Le Passeur d’Eau

Le passeur d’eau, les mains aux rames,

A contre flot, depuis longtemps,

Luttait, un roseau vert entre les dents.
Mais celle hélas! Qui le hélait

Au delà des vagues, là-bas,

Toujours plus loin, par au delà des vagues,

Parmi les brumes reculait.
Les fenêtres, avec leurs yeux,

Et le cadran des tours, sur le rivage

Le regardaient peiner et s’acharner

De tout son corps ployé en deux

Sur les vagues sauvages.
Une rame soudain cassa

Que le courant chassa,

A flots rapides, vers la mer.
Celle là-bas qui le hélait

Dans les brumes et dans le vent, semblait

Tordre plus follement les bras,

Vers celui qui n’approchait pas.
Le passeur d’eau, avec la rame survivante,

Se prit à travailler si fort

Que tout son corps craqua d’efforts

Et que son coeur trembla de fièvre et d’épouvante.
D’un coup brusque, le gouvernail cassa

Et le courant chassa

Ce haillon morne, vers la mer.
Les fenêtres, sur le rivage,

Comme des yeux grands et fiévreux

Et les cadrans des tours, ces veuves

Droites, de mille en mille, au bord des fleuves,

Suivaient, obstinément,

Cet homme fou, en son entêtement

A prolonger son fol voyage.
Celle là-bas qui le hélait,

Dans les brumes, hurlait, hurlait,

La tête effrayamment tendue

Vers l’inconnu de l’étendue.
Le passeur d’eau, comme quelqu’un d’airain,

Planté dans la tempête blême

Avec l’unique rame, entre ses mains,

Battait les flots, mordait les flots quand même.

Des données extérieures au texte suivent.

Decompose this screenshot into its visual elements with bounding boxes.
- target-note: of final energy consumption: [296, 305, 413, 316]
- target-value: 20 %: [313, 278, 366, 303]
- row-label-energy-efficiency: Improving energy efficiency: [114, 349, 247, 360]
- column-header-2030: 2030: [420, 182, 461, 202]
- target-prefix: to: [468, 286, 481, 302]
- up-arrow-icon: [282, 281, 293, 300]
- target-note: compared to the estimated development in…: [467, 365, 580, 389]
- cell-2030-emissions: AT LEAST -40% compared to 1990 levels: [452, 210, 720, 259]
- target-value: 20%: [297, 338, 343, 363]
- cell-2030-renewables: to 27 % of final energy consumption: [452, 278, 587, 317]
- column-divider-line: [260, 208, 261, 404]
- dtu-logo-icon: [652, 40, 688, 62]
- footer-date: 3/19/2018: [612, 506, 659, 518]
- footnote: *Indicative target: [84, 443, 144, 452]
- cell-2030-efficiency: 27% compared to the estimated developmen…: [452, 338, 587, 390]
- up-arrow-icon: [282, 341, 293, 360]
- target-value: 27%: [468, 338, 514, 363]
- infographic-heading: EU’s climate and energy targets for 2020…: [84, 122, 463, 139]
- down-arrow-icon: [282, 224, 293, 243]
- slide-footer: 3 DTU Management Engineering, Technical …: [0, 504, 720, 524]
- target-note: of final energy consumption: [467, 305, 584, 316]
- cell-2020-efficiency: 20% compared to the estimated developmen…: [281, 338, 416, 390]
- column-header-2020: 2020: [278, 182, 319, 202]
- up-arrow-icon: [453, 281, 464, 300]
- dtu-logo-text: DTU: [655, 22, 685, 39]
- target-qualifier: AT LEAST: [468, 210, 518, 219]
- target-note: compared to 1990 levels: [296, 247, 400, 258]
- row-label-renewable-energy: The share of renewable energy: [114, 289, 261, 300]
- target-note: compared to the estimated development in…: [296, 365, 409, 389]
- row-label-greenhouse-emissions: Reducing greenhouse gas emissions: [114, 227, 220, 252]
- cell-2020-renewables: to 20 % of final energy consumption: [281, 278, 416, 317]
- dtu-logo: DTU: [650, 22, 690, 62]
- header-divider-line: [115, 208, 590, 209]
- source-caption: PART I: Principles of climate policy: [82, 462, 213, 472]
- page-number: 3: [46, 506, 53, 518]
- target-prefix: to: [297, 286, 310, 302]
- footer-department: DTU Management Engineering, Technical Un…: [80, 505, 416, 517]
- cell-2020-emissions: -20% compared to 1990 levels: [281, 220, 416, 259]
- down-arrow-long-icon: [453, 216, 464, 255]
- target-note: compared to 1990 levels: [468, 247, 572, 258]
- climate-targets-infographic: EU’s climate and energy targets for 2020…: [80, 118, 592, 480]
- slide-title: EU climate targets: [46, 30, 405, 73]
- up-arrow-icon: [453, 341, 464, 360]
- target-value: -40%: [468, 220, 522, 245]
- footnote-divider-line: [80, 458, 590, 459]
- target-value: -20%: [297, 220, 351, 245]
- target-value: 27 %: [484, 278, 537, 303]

Ses vieux regards d’illuminé

Fouillaient l’espace halluciné

D’où lui venait toujours la voix

Lamentable, sous les cieux froids.
La rame dernière cassa,

Que le courant chassa

Comme une paille, vers la mer.
Le passeur d’eau, les bras tombants,

S’affaissa morne sur son banc,

Les reins rompus de vains efforts,

Un choc heurta sa barque à la dérive,

Il regarda, derrière lui, la rive :

Il n’avait pas quitté le bord.
Les fenêtres et les cadrans,

Avec des yeux fixes et grands

Constatèrent la fin de son ardeur ;

Mais le tenace et vieux passeur

Garda quand même encore, pour Dieu sait quand,

Le roseau vert entre ses dents.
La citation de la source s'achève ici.